Suncor Energy makes $4.3B bid for Canadian Oil Sands

Source: Suncor Energy Inc.

Suncor Energy Inc. announced that it has formally commenced an unsolicited offer to Canadian Oil Sands Limited shareholders to acquire all of the outstanding shares of COS for total consideration of approximately $4.3 billion.

Suncor Energy Inc. ("Suncor") today announced that it has formally commenced an unsolicited offer (the "Offer") to Canadian Oil Sands Limited ("COS" TSX Symbol "COS") shareholders to acquire all of the outstanding shares of COS for total consideration of approximately $4.3 billion. Under the terms of the Offer, each COS shareholder will receive consideration of 0.25 of a Suncor share per COS share. Including COS' estimated outstanding net debt of $2.3 billion as at June 30, 2015, the total transaction value is approximately $6.6 billion.

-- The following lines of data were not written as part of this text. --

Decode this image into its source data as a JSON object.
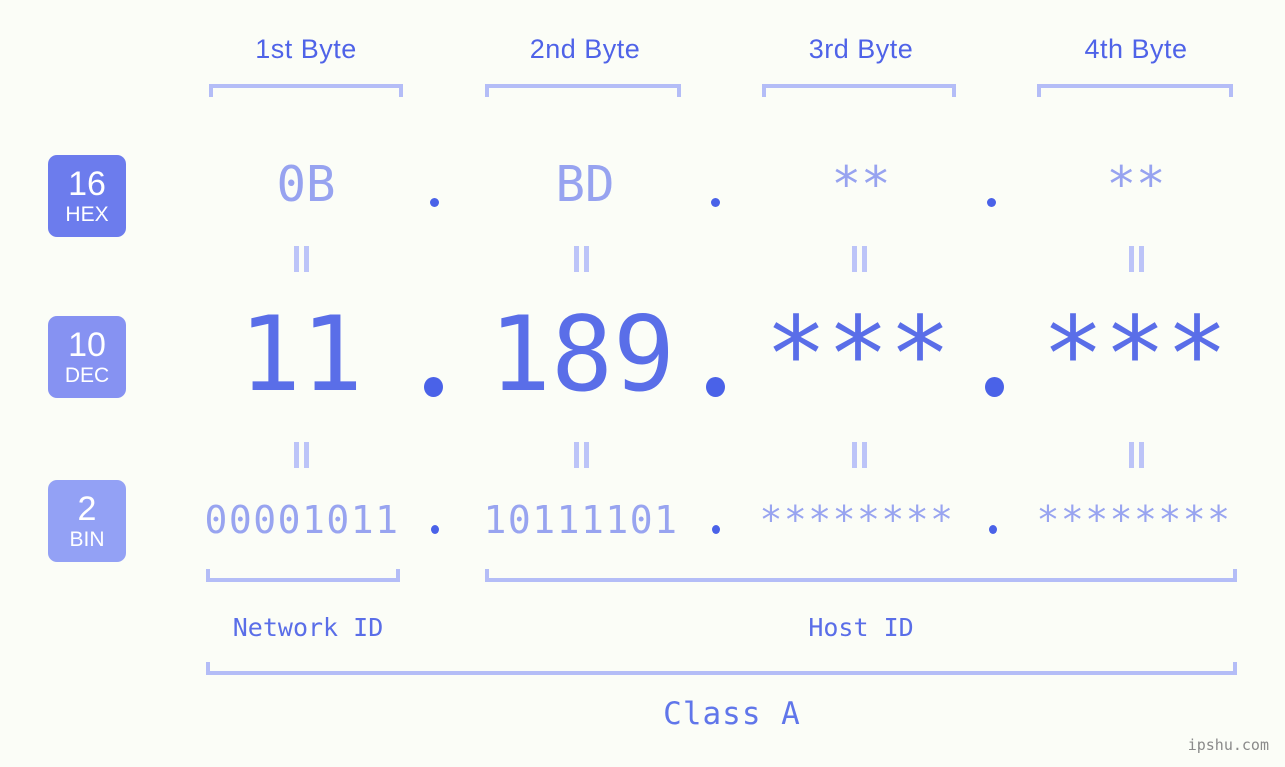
{
  "meta": {
    "background_color": "#fbfdf7",
    "accent_color": "#5a6ee8",
    "accent_light_color": "#b4bdf7",
    "watermark": "ipshu.com"
  },
  "byte_headers": [
    {
      "label": "1st Byte"
    },
    {
      "label": "2nd Byte"
    },
    {
      "label": "3rd Byte"
    },
    {
      "label": "4th Byte"
    }
  ],
  "rows": [
    {
      "badge": {
        "base": "16",
        "name": "HEX",
        "color": "#6c7ced"
      },
      "values": [
        "0B",
        "BD",
        "**",
        "**"
      ],
      "separator": "."
    },
    {
      "badge": {
        "base": "10",
        "name": "DEC",
        "color": "#8692f2"
      },
      "values": [
        "11",
        "189",
        "***",
        "***"
      ],
      "separator": "."
    },
    {
      "badge": {
        "base": "2",
        "name": "BIN",
        "color": "#93a1f5"
      },
      "values": [
        "00001011",
        "10111101",
        "********",
        "********"
      ],
      "separator": "."
    }
  ],
  "equality_symbol": "||",
  "id_sections": [
    {
      "label": "Network ID"
    },
    {
      "label": "Host ID"
    }
  ],
  "class": {
    "label": "Class A"
  }
}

"We believe this is a financially compelling opportunity for COS shareholders," said Steve Williams, Suncor's president and chief executive officer. "By accepting this Offer, COS shareholders will become investors in Canada's leading integrated energy company with 50 years of experience in oil sands operations and a track record of returning significant value to shareholders. We're offering a significant premium to COS' current market price and also providing exposure to a meaningful dividend increase. We're confident in the value this Offer provides to COS shareholders."

Benefits of the Offer:

  • Premium to market price. The Offer represents a significant premium of 43% based on the closing prices of the COS shares and the Suncor shares on the TSX on October 2, 2015, the last trading day before the Offer was announced, and a 35% premium to the volume weighted average trading price of the COS shares on the TSX for the 30 trading days ended October 2, 2015. 

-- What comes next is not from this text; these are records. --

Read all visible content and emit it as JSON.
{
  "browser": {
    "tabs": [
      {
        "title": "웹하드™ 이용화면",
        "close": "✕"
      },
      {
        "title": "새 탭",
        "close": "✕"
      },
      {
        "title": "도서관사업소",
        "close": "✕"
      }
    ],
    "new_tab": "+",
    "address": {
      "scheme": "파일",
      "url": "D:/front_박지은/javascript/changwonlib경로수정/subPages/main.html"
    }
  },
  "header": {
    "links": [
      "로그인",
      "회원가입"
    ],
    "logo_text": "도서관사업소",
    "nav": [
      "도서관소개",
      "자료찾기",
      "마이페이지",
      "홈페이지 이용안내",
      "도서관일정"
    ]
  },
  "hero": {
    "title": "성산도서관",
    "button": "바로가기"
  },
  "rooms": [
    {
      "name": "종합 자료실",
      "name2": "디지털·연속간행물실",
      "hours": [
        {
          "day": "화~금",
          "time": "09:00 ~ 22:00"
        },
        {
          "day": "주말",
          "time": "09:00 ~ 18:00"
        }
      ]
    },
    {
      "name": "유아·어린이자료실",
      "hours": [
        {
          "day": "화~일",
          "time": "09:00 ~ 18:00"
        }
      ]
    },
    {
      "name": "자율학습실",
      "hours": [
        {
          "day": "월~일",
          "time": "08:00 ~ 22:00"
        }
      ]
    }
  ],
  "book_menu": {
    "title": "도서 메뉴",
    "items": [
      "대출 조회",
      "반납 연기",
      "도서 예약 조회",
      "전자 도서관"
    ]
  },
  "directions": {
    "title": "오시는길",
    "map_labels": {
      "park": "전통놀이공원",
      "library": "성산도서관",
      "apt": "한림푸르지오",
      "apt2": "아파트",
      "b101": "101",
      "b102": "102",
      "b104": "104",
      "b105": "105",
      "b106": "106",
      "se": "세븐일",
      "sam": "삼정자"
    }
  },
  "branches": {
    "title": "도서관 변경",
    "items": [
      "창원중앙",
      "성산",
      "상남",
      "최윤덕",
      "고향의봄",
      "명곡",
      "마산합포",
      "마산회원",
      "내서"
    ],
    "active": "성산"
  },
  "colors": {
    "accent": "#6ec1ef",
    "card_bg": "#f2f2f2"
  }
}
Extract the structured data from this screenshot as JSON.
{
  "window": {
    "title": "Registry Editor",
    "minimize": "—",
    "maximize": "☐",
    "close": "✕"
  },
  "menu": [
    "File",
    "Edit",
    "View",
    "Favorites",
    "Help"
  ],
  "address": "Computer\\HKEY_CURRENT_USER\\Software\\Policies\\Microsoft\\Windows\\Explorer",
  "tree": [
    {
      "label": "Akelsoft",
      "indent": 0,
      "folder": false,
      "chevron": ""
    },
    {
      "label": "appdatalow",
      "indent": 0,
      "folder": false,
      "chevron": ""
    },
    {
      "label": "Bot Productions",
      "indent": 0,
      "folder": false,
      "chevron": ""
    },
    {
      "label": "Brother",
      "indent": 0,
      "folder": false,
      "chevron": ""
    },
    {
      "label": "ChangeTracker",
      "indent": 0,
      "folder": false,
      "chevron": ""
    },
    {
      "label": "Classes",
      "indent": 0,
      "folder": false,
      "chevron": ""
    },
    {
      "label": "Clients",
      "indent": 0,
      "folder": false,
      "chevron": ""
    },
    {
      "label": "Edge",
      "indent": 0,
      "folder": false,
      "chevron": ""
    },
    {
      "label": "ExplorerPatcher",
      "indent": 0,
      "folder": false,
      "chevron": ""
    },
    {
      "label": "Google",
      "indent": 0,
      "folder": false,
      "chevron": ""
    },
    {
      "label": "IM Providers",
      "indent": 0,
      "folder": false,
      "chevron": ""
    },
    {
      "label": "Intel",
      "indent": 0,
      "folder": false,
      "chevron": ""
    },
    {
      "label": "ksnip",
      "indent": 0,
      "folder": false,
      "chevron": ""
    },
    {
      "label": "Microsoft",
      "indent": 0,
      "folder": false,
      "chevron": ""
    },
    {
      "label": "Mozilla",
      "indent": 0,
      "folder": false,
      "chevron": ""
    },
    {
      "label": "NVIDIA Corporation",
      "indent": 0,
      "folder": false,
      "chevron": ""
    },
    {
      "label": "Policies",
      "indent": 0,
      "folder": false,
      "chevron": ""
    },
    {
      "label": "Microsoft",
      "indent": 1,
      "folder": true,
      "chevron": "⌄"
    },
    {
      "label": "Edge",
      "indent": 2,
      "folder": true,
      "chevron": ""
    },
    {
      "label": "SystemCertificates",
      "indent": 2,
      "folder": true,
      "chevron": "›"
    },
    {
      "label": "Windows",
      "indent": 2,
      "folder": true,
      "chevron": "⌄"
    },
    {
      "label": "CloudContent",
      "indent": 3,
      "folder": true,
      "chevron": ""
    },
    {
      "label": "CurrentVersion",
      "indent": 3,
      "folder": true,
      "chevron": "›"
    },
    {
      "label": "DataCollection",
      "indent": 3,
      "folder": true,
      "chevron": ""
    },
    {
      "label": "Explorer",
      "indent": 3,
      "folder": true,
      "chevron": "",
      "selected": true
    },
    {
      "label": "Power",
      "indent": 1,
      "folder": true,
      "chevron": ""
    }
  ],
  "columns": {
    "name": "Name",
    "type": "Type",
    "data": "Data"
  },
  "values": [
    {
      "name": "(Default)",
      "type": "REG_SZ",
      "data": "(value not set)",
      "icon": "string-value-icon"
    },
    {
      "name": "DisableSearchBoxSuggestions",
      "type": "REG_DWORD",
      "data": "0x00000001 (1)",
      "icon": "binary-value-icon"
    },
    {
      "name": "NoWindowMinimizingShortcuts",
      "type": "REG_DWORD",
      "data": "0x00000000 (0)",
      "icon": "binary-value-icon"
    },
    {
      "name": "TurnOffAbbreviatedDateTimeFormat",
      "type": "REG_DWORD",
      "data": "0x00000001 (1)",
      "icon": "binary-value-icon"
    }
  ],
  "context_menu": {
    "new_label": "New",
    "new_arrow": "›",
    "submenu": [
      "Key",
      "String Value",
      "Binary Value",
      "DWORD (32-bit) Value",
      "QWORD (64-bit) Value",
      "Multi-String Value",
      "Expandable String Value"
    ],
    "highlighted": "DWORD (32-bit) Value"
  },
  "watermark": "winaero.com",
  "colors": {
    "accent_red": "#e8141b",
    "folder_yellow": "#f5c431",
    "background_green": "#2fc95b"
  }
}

  • Superior returns to shareholders. Suncor's annual dividend has increased for 13 consecutive years, and in the past five years, Suncor has provided its shareholders with a compound annual dividend growth rate in excess of 20%, placing it among the leaders of its peer group. If the Offer is accepted, COS' shareholders would experience a 45% dividend uplift. 

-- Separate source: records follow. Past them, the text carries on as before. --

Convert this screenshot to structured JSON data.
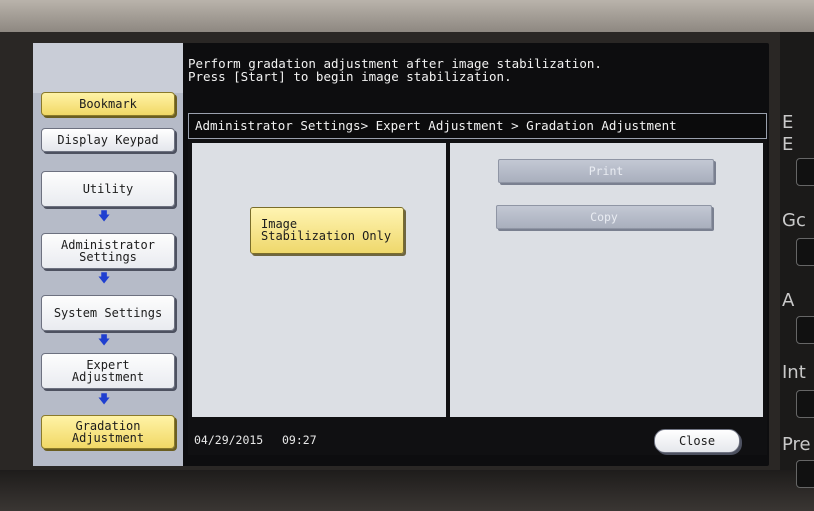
{
  "message": {
    "line1": "Perform gradation adjustment after image stabilization.",
    "line2": "Press [Start] to begin image stabilization."
  },
  "sidebar": {
    "bookmark": "Bookmark",
    "display_keypad": "Display Keypad",
    "flow": [
      {
        "label": "Utility"
      },
      {
        "label": "Administrator\nSettings"
      },
      {
        "label": "System Settings"
      },
      {
        "label": "Expert\nAdjustment"
      },
      {
        "label": "Gradation\nAdjustment"
      }
    ],
    "arrow_icon": "down-arrow-icon"
  },
  "breadcrumb": "Administrator Settings> Expert Adjustment > Gradation Adjustment",
  "main": {
    "image_stabilization": "Image\n Stabilization Only",
    "print": "Print",
    "copy": "Copy"
  },
  "status": {
    "date": "04/29/2015",
    "time": "09:27",
    "close": "Close"
  },
  "right_panel": {
    "labels": [
      "E",
      "E",
      "Gc",
      "A",
      "Int",
      "Pre"
    ]
  },
  "colors": {
    "selected_yellow": "#f1d866",
    "arrow_blue": "#1f3fd0",
    "disabled_gray": "#a9afbd"
  }
}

  • Investment in an integrated energy company with significant liquidity and access to capital. Suncor's integrated business model is designed to generate consistent cash flow which has enabled Suncor to fund its capital program, dividend commitments and planned growth projects, even in sustained periods of lower commodity prices. COS shareholders would be positioned to benefit from Suncor's integrated model and ongoing production growth, and continue to participate in any oil price recovery. 

  • Established and experienced management team has delivered strong financial and operational results. Suncor is led by its president and chief executive officer, Steve Williams, and his executive team, who together bring deep oil sands and energy experience. In addition, Suncor's board of directors is composed of highly capable, experienced, diverse and independent directors. Suncor maintains an intense focus on operational excellence, continuous improvement and capital discipline, all of which have delivered strong results for shareholders. As a result, Suncor is well positioned to capture the value potential in COS' assets. 

  • Opportunity to defer taxation. Canadian resident shareholders who hold their shares as capital property will generally be entitled to an automatic rollover to defer Canadian taxation on the disposition of their shares. Such Canadian shareholders may choose to report a capital gain or loss on the exchange of their shares in which case the rollover would not apply to any of their shares. Suncor intends for the Offer to be treated as a reorganization for U.S. federal income tax purposes such that no gain or loss will generally be recognized by U.S. holders on the disposition of their shares.